(OP-ED/ANIMAL CRUELTY) Several years ago, the New York Times reported on a disturbing Chinese food trend that gave worry to the country’s public safety officials: rat meat. Unfortunately, the rat controversy didn’t end there.
In a brand new YouTube video that could even make Hannibal Lecter feel a bit queasy, a man is seen using chopsticks to pick up and eat what appears to be a live baby mouse, wriggling in sauce with other baby mice. In another highly graphic, disturbing, and inhumane video, a man picks up a squealing rodent and eats it alive. This is the new terrifying trend that will make any vegetarian’s head spin.
But as deranged as it may seem to most of us, the trend of eating live animals is not a rare occurrence. Among common animals that are eaten alive include octopus, frogs, and fish.

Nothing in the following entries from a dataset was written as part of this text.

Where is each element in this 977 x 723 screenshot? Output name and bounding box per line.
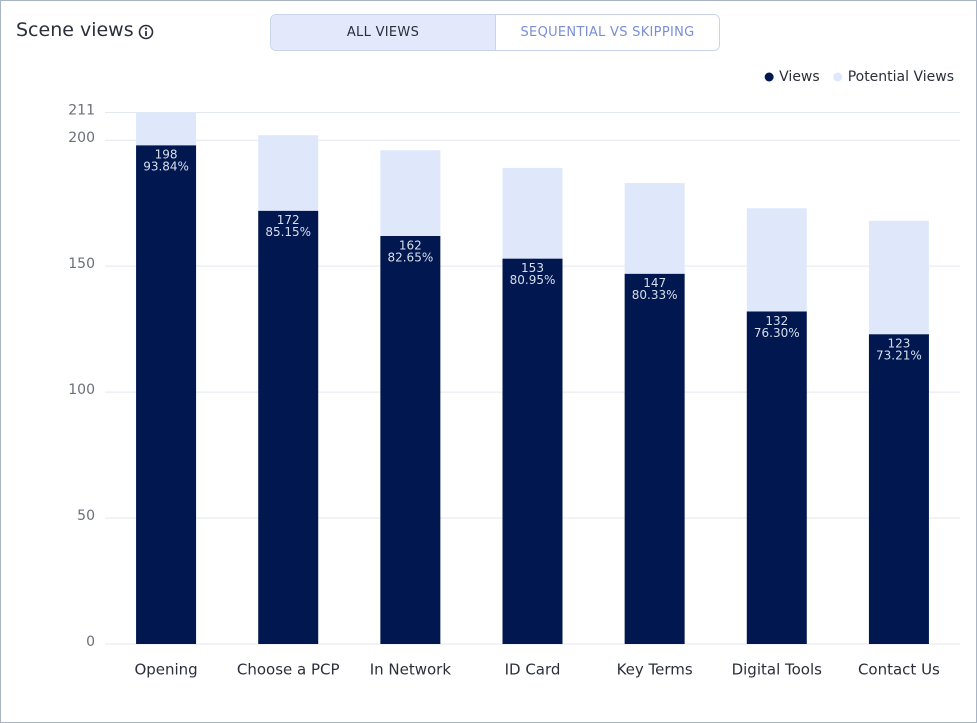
tab[interactable]: SEQUENTIAL VS SKIPPING <box>495 15 719 50</box>
bar-segment <box>624 183 685 274</box>
value-label: 123 <box>887 337 910 351</box>
value-label: 172 <box>277 213 300 227</box>
bar-segment <box>136 112 197 146</box>
legend-label: Views <box>779 69 820 85</box>
percent-label: 80.33% <box>632 288 678 302</box>
percent-label: 73.21% <box>876 349 922 363</box>
value-label: 162 <box>399 238 422 252</box>
x-tick-label: ID Card <box>505 661 561 679</box>
y-tick-label: 150 <box>68 256 95 272</box>
percent-label: 85.15% <box>265 225 311 239</box>
x-tick-label: Key Terms <box>617 661 693 679</box>
x-tick-label: Opening <box>134 661 197 679</box>
bar-segment <box>380 150 441 236</box>
bar-segment <box>258 135 319 211</box>
bar-segment <box>502 258 563 644</box>
y-tick-label: 211 <box>68 103 95 119</box>
panel-title: Scene views <box>16 19 134 41</box>
bar-segment <box>258 210 319 645</box>
x-tick-label: In Network <box>370 661 452 679</box>
x-tick-label: Contact Us <box>858 661 940 679</box>
percent-label: 76.30% <box>754 326 800 340</box>
value-label: 153 <box>521 261 544 275</box>
bar-segment <box>868 334 929 644</box>
legend-swatch <box>833 72 843 82</box>
bar-segment <box>502 167 563 259</box>
y-tick-label: 0 <box>86 634 95 650</box>
percent-label: 82.65% <box>387 250 433 264</box>
y-tick-label: 50 <box>77 508 95 524</box>
legend-swatch <box>764 72 774 82</box>
value-label: 132 <box>765 314 788 328</box>
view-toggle: ALL VIEWS SEQUENTIAL VS SKIPPING <box>270 14 720 51</box>
info-icon[interactable] <box>138 24 154 40</box>
x-tick-label: Choose a PCP <box>237 661 340 679</box>
bar-segment <box>746 311 807 644</box>
bar-segment <box>746 208 807 312</box>
legend-label: Potential Views <box>848 69 954 85</box>
bar-segment <box>136 145 197 644</box>
percent-label: 80.95% <box>510 273 556 287</box>
y-tick-label: 100 <box>68 382 95 398</box>
bar-segment <box>868 220 929 335</box>
bar-segment <box>380 235 441 645</box>
tab[interactable]: ALL VIEWS <box>271 15 495 50</box>
bar-segment <box>624 273 685 644</box>
y-tick-label: 200 <box>68 130 95 146</box>
x-tick-label: Digital Tools <box>732 661 823 679</box>
value-label: 147 <box>643 276 666 290</box>
percent-label: 93.84% <box>143 160 189 174</box>
value-label: 198 <box>155 148 178 162</box>
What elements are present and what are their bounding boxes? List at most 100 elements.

Sannakji is a Koren octopus dish, where the live tentacles of the octopus are eaten as they continue to wriggle. While in a frog sashimi, the live frog is stabbed and skinned in front of the customer, with the animal’s still-beating heart left on the plate.
Unfortunately, those defending these practices by citing “tradition” as well as “moral and cultural relativism” are actively protecting animal cruelty. Every culture faces its own set of cruel and outdated behaviors toward animals, and in every case these behaviors are morally wrong.
Many would argue that animals hunt other animals and eat them, and therefore there’s nothing wrong with us doing the same. However, they are missing two points:
- Animals are doing so for survival and because they require a great amount of protein to thrive. Finding something to eat as a wild animal is not an easy task. Humans, on the other hand, are luckier and have a greater variety of options to choose from–which makes this bizarre trend even more confusing.
- Humans are the more evolved species. Wild animals don’t operate in the world of right and wrong, but we do. And most of us can differentiate between the two evils of eating dead animals versus eating live animals. The latter is far more vile, and far more cruel to the animal.
Some animal cruelty apologists attribute the practice of eating live animals to poverty. Yet India, a country mired in poverty, maintains one of the largest vegetarian populations in the world. People who try to excuse this cruel act as a cultural difference are missing an empathy chip.
Even as countries like China industrialized very slowly, and have a large rural population that depends on growing and gathering, there still leaves no excuse for the stark cruelty surrounding the practice. In the modern world, there simply is no place for such inhumanity.
Thankfully, there are people willing to stand up to the cruel treatment of animals in Asian countries. In China, young activists are intercepting dogs being transported to slaughterhouses for their meat, and activists worldwide have successfully put an end to the Chinese dog eating festival.
This is a hopeful sign that those most affected by these customs are no longer hiding behind the tired excuse of tradition. Instead, they are facing these issues head on and making positive changes. We applaud these individuals who refuse to stand on the sidelines while cruelty ensues just for the sake of shock value.